Adapun semua kekuatan, bahkan yang sebesar Abu Muslim sekalipun, tidak akan banyak berarti selama mereka mendapat dukungan dan legitimasi dari rakyat. Untuk itu, ketika muncul kecurigaan Al-Manshur pada anak keturunan Ali bin Abi Thalib, dia langsung menanggapi dengan serius, bahkan melampui batas.
Abul A’la Al-Maududi dalam bukunya berjudul “Khalifah dan Kerajaan; Konsep Pemerintahan Islam serta Studi Kritis terhadap ‘Kerajaan’ Bani Umayyah dan Abbasiyah” mencatat Muhammad, nama lengkapnya adalah Muhammad bin Abdullah bin Hasan al-Muthanna bin Hasan bin Ali bin Abi Thalib. Dia dikenal dengan julukan An-Nafsuz Zakiyah.

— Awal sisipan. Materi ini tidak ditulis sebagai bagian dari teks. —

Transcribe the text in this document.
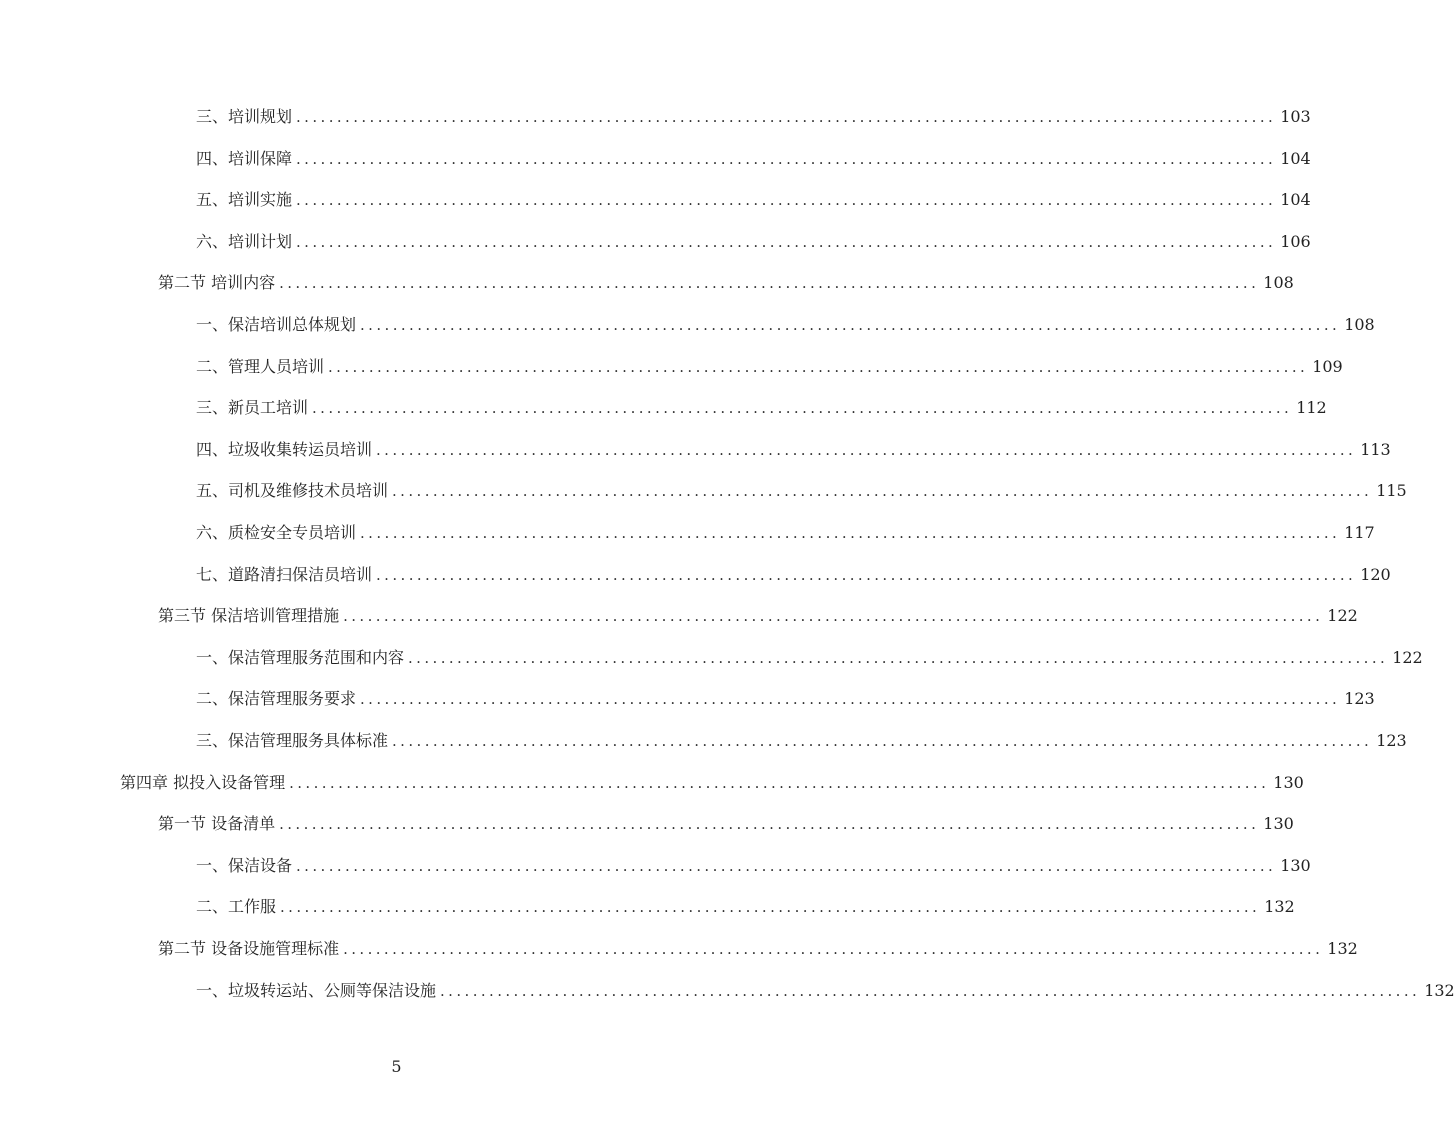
三、培训规划 ........................................................................................................................ 103
四、培训保障 ........................................................................................................................ 104
五、培训实施 ........................................................................................................................ 104
六、培训计划 ........................................................................................................................ 106
第二节 培训内容 ........................................................................................................................ 108
一、保洁培训总体规划 ........................................................................................................................ 108
二、管理人员培训 ........................................................................................................................ 109
三、新员工培训 ........................................................................................................................ 112
四、垃圾收集转运员培训 ........................................................................................................................ 113
五、司机及维修技术员培训 ........................................................................................................................ 115
六、质检安全专员培训 ........................................................................................................................ 117
七、道路清扫保洁员培训 ........................................................................................................................ 120
第三节 保洁培训管理措施 ........................................................................................................................ 122
一、保洁管理服务范围和内容 ........................................................................................................................ 122
二、保洁管理服务要求 ........................................................................................................................ 123
三、保洁管理服务具体标准 ........................................................................................................................ 123
第四章 拟投入设备管理 ........................................................................................................................ 130
第一节 设备清单 ........................................................................................................................ 130
一、保洁设备 ........................................................................................................................ 130
二、工作服 ........................................................................................................................ 132
第二节 设备设施管理标准 ........................................................................................................................ 132
一、垃圾转运站、公厕等保洁设施 ........................................................................................................................ 132
5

Awalnya, Al-Manshur memerintahkan kepada gubernur Madinah agar mencari Muhammad dan Ibrahim untuk di bawa menghadap kepadanya. Tabari dalam "The History of al-Tabari, Abbasid Authority Affirmed", menjelaskan sebenarnya tidak ada satu hal yang terlalu serius dengan perintah ini. Tapi aparaturnya mencari dengan seksama kedua orang tesebut seperti mencari seorang buronan. Melihat ini, Muhammad dan Ibrahim curiga dengan proses yang terjadi begitu janggal. Akhirnya mereka memilih bersembunyi dari satu tempat ke tempat lain.

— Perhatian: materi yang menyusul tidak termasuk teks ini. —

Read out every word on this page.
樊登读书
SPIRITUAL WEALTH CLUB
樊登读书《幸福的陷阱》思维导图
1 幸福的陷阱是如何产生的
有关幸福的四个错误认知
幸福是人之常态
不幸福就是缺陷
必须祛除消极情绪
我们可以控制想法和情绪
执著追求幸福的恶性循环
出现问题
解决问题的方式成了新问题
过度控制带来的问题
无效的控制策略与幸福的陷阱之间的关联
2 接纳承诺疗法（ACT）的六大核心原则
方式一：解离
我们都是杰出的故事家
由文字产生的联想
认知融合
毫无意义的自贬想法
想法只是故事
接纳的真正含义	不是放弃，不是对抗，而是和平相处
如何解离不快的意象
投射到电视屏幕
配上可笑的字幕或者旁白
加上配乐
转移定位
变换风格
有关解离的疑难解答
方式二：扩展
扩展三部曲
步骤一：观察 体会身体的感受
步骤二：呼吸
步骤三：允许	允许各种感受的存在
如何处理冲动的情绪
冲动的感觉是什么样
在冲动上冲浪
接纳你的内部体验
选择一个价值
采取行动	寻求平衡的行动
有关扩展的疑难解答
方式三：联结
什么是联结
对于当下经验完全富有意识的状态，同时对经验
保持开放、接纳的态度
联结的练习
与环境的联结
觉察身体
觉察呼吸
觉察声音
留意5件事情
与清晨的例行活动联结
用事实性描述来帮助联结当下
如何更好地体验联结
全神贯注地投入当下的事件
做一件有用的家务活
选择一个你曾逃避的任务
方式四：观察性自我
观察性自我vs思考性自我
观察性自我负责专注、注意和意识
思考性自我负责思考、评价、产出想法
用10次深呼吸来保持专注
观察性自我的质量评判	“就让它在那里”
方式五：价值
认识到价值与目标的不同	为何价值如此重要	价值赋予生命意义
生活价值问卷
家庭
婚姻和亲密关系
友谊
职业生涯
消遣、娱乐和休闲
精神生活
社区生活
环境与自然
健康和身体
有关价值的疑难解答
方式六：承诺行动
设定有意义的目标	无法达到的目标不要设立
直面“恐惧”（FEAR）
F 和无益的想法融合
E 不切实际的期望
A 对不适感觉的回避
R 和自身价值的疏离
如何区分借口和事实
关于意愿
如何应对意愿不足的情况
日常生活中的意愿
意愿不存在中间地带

Sedikit catatan, kekhawatiran Muhammad dan Ibrahim sebenarnya beralasan. Karena sejak As-Saffah hingga Al-Manshur, para aparatur Abbasiyah memang kerap bertindak melampaui batas ketika melaksanakan perintah dari atasannya. Ini sangat bertentangan dengan janji politik Bani Abbas ketika As-Saffah dibaiat sebagai khalifah. Tentang kekejaman para apartur Dinasti Abbasiyah ini sebenarnya sudah banyak diprotes oleh masyarakat. Mereka merasa tertipu, terlebih sebagian para keturunan Ali bin Abi Thalib yang dulunya juga mendukung gerakan revolusi mereka.
Sebelumnya banyak juga para tokoh yang merasa dicurangi dan menyatakan protesnya. Seperti Ibrahim bin Maimun, seorang ahli fiqih terkemuka dari Khurasan. Dia ikut mendukung gerakan Abu Muslim ketika dia berjanji akan mendirikan negara dengan asas Al-Quran dan Sunnah.
Mendengar ini, Ibrahim bin Maimun begitu bersemangat mendukung gerakan revolusi Abbasiyah. Dia bahkan diangkat menjadi tangan kanan Abu Muslim. Tapi ketika revolusi sudah berhasil, dia tidak melihat adanya perubahan, dan tak terlihat tanda-tanda perbaikan sedang terjadi.
Akhirnya di mengajukan protes pada Abu Muslim yang ketika itu menjabat sebagai gubernur di Khurasan. Dia menuntut agar Bani Abbas segera menegakkan hukum-hukum Allah, dan melarang tindakan-tindakan yang melanggar kitab Allah dan Sunah RasulNya. Namun segera setelah itu dia ditangkap dan dihukum mati oleh Abu Muslim.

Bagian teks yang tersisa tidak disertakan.